When the Ada service at Bolton College is asked a question it checks to see if the answer can be sourced locally. If not, Ada will attempt to source the answer from beyond the campus by using service APIs such as Wolfram Alpha. The College also plans to utilise Microsoft Academic in the near future. Were no answer can be sourced Ada will present the contact details for the Student Services team. Going forward, the ability to extend the capabilities of a campus chatbot will be crucial to their success. Within the education sector we could see the advent of specialist service platforms whose APIs augment the capabilities and knowledge domains of an institution’s primary chatbot.

A cognitive service such as Ada is the sum of multiple agents. The cooperative nature of these agents determines what Ada can do and how she will help students, teachers and support teams around the campus. For example, if a student asks about the hand-in-date for a forthcoming assignment, the service would be expected to respond by stating the date and time for handing in the assignment. Ada will also state the desired grade for this particular piece of work. The advice around the desired grade is predicated on the student’s current academic performance on the course and the goal that the student is aspiring to; such as seeking employment, further training or moving onto further or higher programmes of study. Ada may also prompt the student to see her tutor; even scheduling an appointment on behalf of the student and subject tutor. In this example, the agents must work in unison to support the student. The conduct of these agents is determined by prior knowledge and the parameters which shape and guide their behaviour. These agents represent the institution and should act on behalf of the institution to serve the needs of its students.

At an advanced level prior knowledge enables services to assimilate and learn from the environment around them.

Prior knowledge also has a bearing on the performance of machine learning models. For example, the behaviour of the machine learning model that is being developed to support automatic marking at Bolton College is governed by desired expectations and outcomes. At a simple level, the model needs to learn which parts of the long form answers that are submitted by students are correct and acceptable and vice versa. The machine learning model improves and fine tunes its behaviour as more training data is supplied to it.
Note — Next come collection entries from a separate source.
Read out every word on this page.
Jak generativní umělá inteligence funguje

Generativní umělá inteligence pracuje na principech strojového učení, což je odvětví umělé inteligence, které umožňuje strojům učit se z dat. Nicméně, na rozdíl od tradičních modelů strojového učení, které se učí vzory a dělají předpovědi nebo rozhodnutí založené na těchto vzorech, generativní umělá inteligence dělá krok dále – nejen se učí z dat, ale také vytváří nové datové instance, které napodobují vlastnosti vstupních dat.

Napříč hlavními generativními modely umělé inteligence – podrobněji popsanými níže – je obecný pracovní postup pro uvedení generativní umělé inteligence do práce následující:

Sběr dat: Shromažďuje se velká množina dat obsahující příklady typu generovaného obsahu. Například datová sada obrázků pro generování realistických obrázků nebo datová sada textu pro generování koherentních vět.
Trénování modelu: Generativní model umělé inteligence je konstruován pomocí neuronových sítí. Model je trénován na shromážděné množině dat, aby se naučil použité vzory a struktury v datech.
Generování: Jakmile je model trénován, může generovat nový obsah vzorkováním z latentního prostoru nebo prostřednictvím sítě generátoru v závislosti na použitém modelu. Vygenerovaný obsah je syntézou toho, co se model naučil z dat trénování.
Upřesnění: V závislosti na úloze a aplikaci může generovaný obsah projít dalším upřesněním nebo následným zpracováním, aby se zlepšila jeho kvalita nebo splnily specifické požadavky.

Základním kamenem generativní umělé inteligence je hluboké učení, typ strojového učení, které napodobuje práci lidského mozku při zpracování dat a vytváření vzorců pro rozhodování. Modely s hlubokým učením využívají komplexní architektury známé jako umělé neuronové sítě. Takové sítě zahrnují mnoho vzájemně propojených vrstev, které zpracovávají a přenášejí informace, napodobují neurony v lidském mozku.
Once the automatic marking service goes live subsequent student work informs and improves the performance of the model. If the automatic marking model proves successful colleagues at Bolton College will apply the lessons learnt to many other use cases in other curriculum areas.

When traditional organisational workflows are combined with cognitive services educational institutions have the opportunity to take advantage of intelligent process automation to drive improvements in the services that are presented to students. When cognitive services are used in this manner they are transformative. At times it becomes difficult to imagine designing a service that does not take advantage of a cognitive service.

One of the interesting aspects of using machine learning models on the campus is their ability to produce new insights or knowledge. They are already deployed on adaptive learning environments; enabling institutions to improve the delivery of personalised and contextualised teaching, learning and assessment materials; and to do so at scale. Machine learning models augment the capabilities of every teacher and support team on the campus. They enable institutions to deliver one-to-one services at scale and they add value to the student experience.